New Delhi – The 2010 microfinance crisis in Andhra Pradesh forms the basis of a new book by entrepreneur-filmmaker Ramesh S Arunachalam.
Part fact, part fiction Where Angels Prey talks about a complex multi-pronged web of deceit, fraud, manipulation and financial crime, remote controlled from distant lands by an entire chain of financial sector stakeholders.
Loosely inspired by real life events in Andhra Pradesh, the novel seeks to unravel the truth that often lurks behind the good intentions of Wall Street’s interest in India’s poor and expose the double-edged sword that emerges when no safeguards are put into place.
A foreign journalist named Robert Bradlee along with an Indian reporter Chandresh wants to find out the reason why people are investing huge amount of money in India’s microfinance sector, especially at a time of global recession.
They then stumble upon huge irregularities in the sector.
“Microfinance provide financial services for small businesses or entrepreneurs, especially in poor or rural communities, who do not have access to traditional banking or financial services.

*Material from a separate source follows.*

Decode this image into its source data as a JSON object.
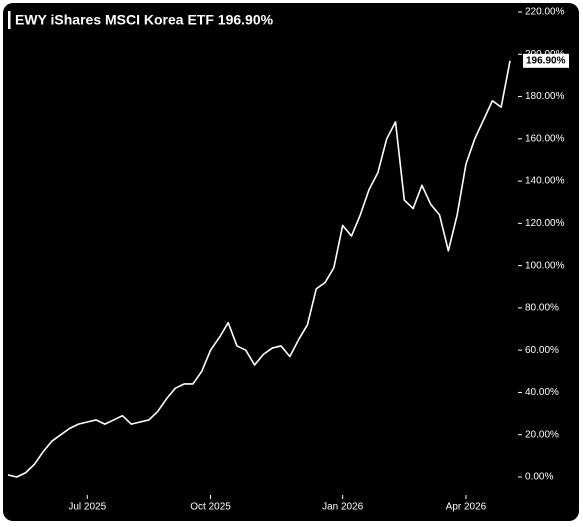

Sounds wonderfully altruistic, but just ask some people what their thoughts are about microfinancing and you’ll probably hear a completely different answer,” says Arunachalam.
In October 2010, the Andhra Pradesh Government had promulgated an ordinance to curb the activities of microfinance companies following allegations that coercive collection policy of microfinance institutions drove many borrowers to commit suicide.
The ordinance made it mandatory for microfinance institutions to specify their area of operation, rate of interest and recovery practices besides seeking the State Government’s approval before issuing any fresh loans.
With the operations of microfinance institutions hit, bad loans began to pile up as borrowers refused to pay back and banks declined to give loans to these institutions.
Published by Authors Upfront, a self-publishing platform, the novel weaves in and out of the affluent world of high-powered boardrooms and the gruelling poverty of the remotest villages of India to reveal some bitter truths.
Arunachalam has penned two books — The Journey of Indian Microfinance and An Idea Which Went Wrong: Commercial Microfinance in India”. He has also produced the 2001 film ‘Kutty’, which won two nationals awards, and the more recent socio-political satire Yeh Hai Bakrapur’.